À l'aube du 6 décembre 1491, dans le château de Langeais, près de Tours, Charles VIII l'Affable épouse la duchesse Anne de Bretagne. Elle a 14 ans et le roi de France 21.
C'est le début de la fin pour la Bretagne indépendante...
Marie Desclaux.
Tumultueuses fiançailles
Le 19 août 1488, par le traité du Verger,
le duc François II a dû promettre au roi de France que sa fille et
héritière Anne ne se marierait pas sans son consentement. Et voilà qu'il
meurt trois semaines après la signature du traité, le 4 septembre 1488,
à 53 ans.
Née à Nantes le 25 janvier 1477, la petite duchesse a onze ans seulement quand elle succède à son père à la tête du duché.
Bien qu'affectée d'un boîtement de la jambe droite, elle devient
l'objet des convoitises des princes les plus puissants d'Europe car de
son futur mariage dépend le sort de la Bretagne.
Les seigneurs bretons, soucieux de leur indépendance, craignent plus
que tout le roi de France, trop proche. En 1490, ils prient Anne
d'épouser par procuration le futur empereur d'Allemagne Maximilien 1er de Habsbourg (31 ans).
Faute de pouvoir se rendre à Rennes, Maximilien délègue l'un de ses
compagnons, le maréchal Wolfang von Polheim. Selon la coutume, celui-ci
glisse sa jambe nue dans le lit de la fillette pour valider l'union par
procuration.
Le roi de France Charles VIII n'ayant pas été consulté, il s'agit
d'une violation caractérisée du traité du Verger, d'autant plus
inacceptable pour la France qu'elle menace celle-ci d'un encerclement
par les domaines des Habsbourg.
Ruptures de contrat
Le roi Charles VIII, piqué au vif, marche sur le duché à la tête de
ses troupes.
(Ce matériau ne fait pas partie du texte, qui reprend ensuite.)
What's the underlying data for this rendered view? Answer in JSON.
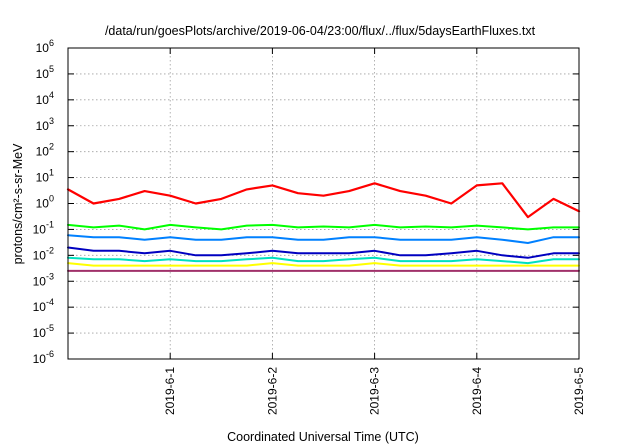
{
  "chart_data": {
    "type": "line",
    "title": "/data/run/goesPlots/archive/2019-06-04/23:00/flux/../flux/5daysEarthFluxes.txt",
    "xlabel": "Coordinated Universal Time (UTC)",
    "ylabel": "protons/cm²-s-sr-MeV",
    "yscale": "log",
    "ylim": [
      1e-06,
      1000000.0
    ],
    "xlim": [
      "2019-05-31",
      "2019-06-05"
    ],
    "x_ticks": [
      "2019-6-1",
      "2019-6-2",
      "2019-6-3",
      "2019-6-4",
      "2019-6-5"
    ],
    "y_ticks": [
      {
        "base": "10",
        "exp": "-6"
      },
      {
        "base": "10",
        "exp": "-5"
      },
      {
        "base": "10",
        "exp": "-4"
      },
      {
        "base": "10",
        "exp": "-3"
      },
      {
        "base": "10",
        "exp": "-2"
      },
      {
        "base": "10",
        "exp": "-1"
      },
      {
        "base": "10",
        "exp": "0"
      },
      {
        "base": "10",
        "exp": "1"
      },
      {
        "base": "10",
        "exp": "2"
      },
      {
        "base": "10",
        "exp": "3"
      },
      {
        "base": "10",
        "exp": "4"
      },
      {
        "base": "10",
        "exp": "5"
      },
      {
        "base": "10",
        "exp": "6"
      }
    ],
    "grid": true,
    "x": [
      "2019-05-31 00:00",
      "2019-05-31 06:00",
      "2019-05-31 12:00",
      "2019-05-31 18:00",
      "2019-06-01 00:00",
      "2019-06-01 06:00",
      "2019-06-01 12:00",
      "2019-06-01 18:00",
      "2019-06-02 00:00",
      "2019-06-02 06:00",
      "2019-06-02 12:00",
      "2019-06-02 18:00",
      "2019-06-03 00:00",
      "2019-06-03 06:00",
      "2019-06-03 12:00",
      "2019-06-03 18:00",
      "2019-06-04 00:00",
      "2019-06-04 06:00",
      "2019-06-04 12:00",
      "2019-06-04 18:00",
      "2019-06-05 00:00"
    ],
    "series": [
      {
        "color": "#ff0000",
        "values": [
          3.5,
          1.0,
          1.5,
          3.0,
          2.0,
          1.0,
          1.5,
          3.5,
          5.0,
          2.5,
          2.0,
          3.0,
          6.0,
          3.0,
          2.0,
          1.0,
          5.0,
          6.0,
          0.3,
          1.5,
          0.5
        ]
      },
      {
        "color": "#00ff00",
        "values": [
          0.15,
          0.12,
          0.14,
          0.1,
          0.15,
          0.12,
          0.1,
          0.14,
          0.15,
          0.12,
          0.13,
          0.12,
          0.15,
          0.12,
          0.13,
          0.12,
          0.14,
          0.12,
          0.1,
          0.12,
          0.12
        ]
      },
      {
        "color": "#0080ff",
        "values": [
          0.06,
          0.05,
          0.05,
          0.04,
          0.05,
          0.04,
          0.04,
          0.05,
          0.05,
          0.04,
          0.04,
          0.05,
          0.05,
          0.04,
          0.04,
          0.04,
          0.05,
          0.04,
          0.03,
          0.05,
          0.05
        ]
      },
      {
        "color": "#0000c0",
        "values": [
          0.02,
          0.015,
          0.015,
          0.012,
          0.015,
          0.01,
          0.01,
          0.012,
          0.015,
          0.012,
          0.012,
          0.012,
          0.015,
          0.01,
          0.01,
          0.012,
          0.015,
          0.01,
          0.008,
          0.012,
          0.012
        ]
      },
      {
        "color": "#00e0c0",
        "values": [
          0.008,
          0.007,
          0.007,
          0.006,
          0.007,
          0.006,
          0.006,
          0.007,
          0.008,
          0.006,
          0.006,
          0.007,
          0.008,
          0.006,
          0.006,
          0.006,
          0.007,
          0.006,
          0.005,
          0.007,
          0.007
        ]
      },
      {
        "color": "#ffff00",
        "values": [
          0.005,
          0.004,
          0.004,
          0.004,
          0.004,
          0.004,
          0.004,
          0.004,
          0.005,
          0.004,
          0.004,
          0.004,
          0.005,
          0.004,
          0.004,
          0.004,
          0.004,
          0.004,
          0.004,
          0.004,
          0.004
        ]
      },
      {
        "color": "#a0306a",
        "values": [
          0.0025,
          0.0025,
          0.0025,
          0.0025,
          0.0025,
          0.0025,
          0.0025,
          0.0025,
          0.0025,
          0.0025,
          0.0025,
          0.0025,
          0.0025,
          0.0025,
          0.0025,
          0.0025,
          0.0025,
          0.0025,
          0.0025,
          0.0025,
          0.0025
        ]
      }
    ]
  }
}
Après la prise de Nantes et le siège de Rennes, Anne
comprend qu'elle ne peut pas compter sur le soutien de son lointain
mari, d'autant que celui-ci est occupé à combattre les Turcs.
La jeune duchesse se résigne donc à épouser Charles VIII. Le roi de
France, qui avait été fiancé 7 ans plus tôt à une fillette de 3 ans, n'a
pas de scrupule à renvoyer sa promise, Marguerite d'Autriche, chez son père qui n'est autre que Maximilien !
Mariage en catimini
Comme le roi ne veut pas heurter inutilement la susceptibilité du
fiancé éconduit ni risquer un enlèvement d'Anne, c'est en catimini que
les futurs époux se retrouvent à Langeais, non loin de la frontière
entre le royaume et le duché.
Le château appartient à la famille de Dunois, un ancien compagnon de
Jeanne d'Arc. Dans la nuit, les compagnons du roi vont quérir un notaire
dans la ville voisine et les deux conjoints se font une mutuelle
donation sur le duché, en présence d'une assistance triée sur le volet,
incluant le diplomate Jean d'Amboise et bien sûr Anne de Beaujeu, soeur
aînée du roi et régente du royaume.
Il reste encore une petite formalité : l'annulation du mariage d'Anne
et Maximilien ! Le pape se résigne à la signer (et à l'antidater) trois
mois après la cérémonie de Langeais.
Ainsi la Bretagne rentre-t-elle dans le giron capétien. Elle
deviendra formellement française à la génération suivante, en 1532,
quand les états généraux de Vannes approuveront le rattachement du duché
au royaume de France tout en préservant leurs privilèges ainsi que
l'autonomie judiciaire et fiscale du duché.